Пользовательский поиск

Острая дыхательная недостаточность

У лиц, перенесших критические и терминальные состояния, под острой дыхательной недостаточностью (ОДН) понимают быстро развивающееся состояние, при котором легочный газообмен не обеспечивает потребности организма в кислороде и выведении СО2. При этом максимальное напряжение компенсаторных реакций не в состоянии обеспечить необходимую оксигенацию и выведение СО2, а если это и достигается напряженной компенсаторной работой других функциональных систем, то оказывается крайне нестойким.


По современным представлениям ОДН у больных, находящихся в отделениях реанимации и интенсивной терапии, чаще всего вызывается комбинацией факторов, нарушающих вентиляцию, перфузию и диффузию.

Различают два основных вида острой дыхательной недостаточности — вентиляционную и паренхиматозную (Шанин Ю. Н., Костюченко А. Л., 1967, 1982).

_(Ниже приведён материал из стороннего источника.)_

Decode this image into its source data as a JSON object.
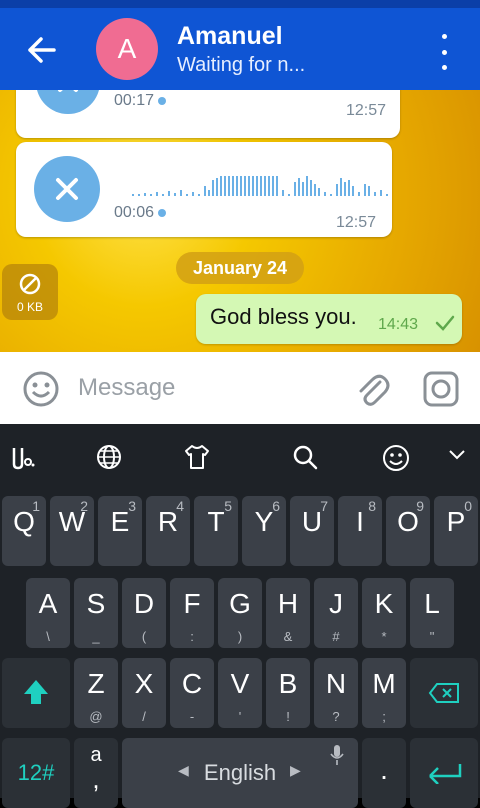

Первая обусловлена недостаточной вентиляцией большинства респиронов, что затрудняет оксигенацию крови, выделение углекислоты и проявляется артериальной гипоксемией и гиперкапнией. Вентиляционная ОДН возникает вследствие угнетения центрального, афферентного или эфферентного звеньев системы обеспечения газообмена.

Паренхиматозная ОДН проявляется трудно корригируемой артериальной гипоксемией.

При этом повышение вентиляции легких обычно приводит к избыточной элиминации углекислого газа (его диффузионная способность в 20 раз выше, чем у кислорода), поэтому снижение РаО2 сочетается со снижением РаСО2. Иногда ОДН выявляется на фоне гипервентиляции в связи с перевозбуждением дыхательного центра при нормальном или даже усиленном легочном кровотоке. Реже артериальная гипоксемия определяется сбросом неоксигенированной крови из малого круга в системный кровоток через сосудистые шунты.

Имеющая видимые клинические проявления ОДН может быть компенсированной (газовый состав артериальной крови относительно нормальный за счет включения компенсаторных механизмов) и декомпенсированной (имеется выраженная артериальная гипоксемия и / или гиперкапния). Последний вариант можно определить как неспособность легких превратить по напряжению газов венозную кровь в артериальную (Зильбер А. П., 1989).

Возникновение ОДН при крупных хирургических вмешательствах, сопровождающихся системными расстройствами гемодинамики, многие авторы объясняют разнообразными причинами, главные из которых — прямое повреждение паренхимы легкого, закупорка дыхательных путей кровью, слизью (Носов В. В., 1985), аспирация твердых и жидких масс, ателектазы, различные виды эмболии, ятрогенные причины (синдром общей гипергидратации, повреждение кислородом в высоких концентрациях, длительная или неадекватная по режиму ИВЛ, перегрузка малого круга кровообращения при массивной инфузионно-трансфузионной терапии и др.) (Вагнер Е. А. и соавт., 1986; Клочков Н. Д. и соавт., 1991; Delafosse В. et al., 1987).

Во многих работах, посвященных острой дыхательной недостаточности после травм и хирургических вмешательств, показана связь этого синдрома с перенесенным пострадавшим или больным травматическим (операционным) шоком. В связи с этим появилось понятие «шоковое легкое», которое предполагает увеличение легкого в объеме и массе, уплотнение («спленизацию») и отек легкого («влажное легкое»).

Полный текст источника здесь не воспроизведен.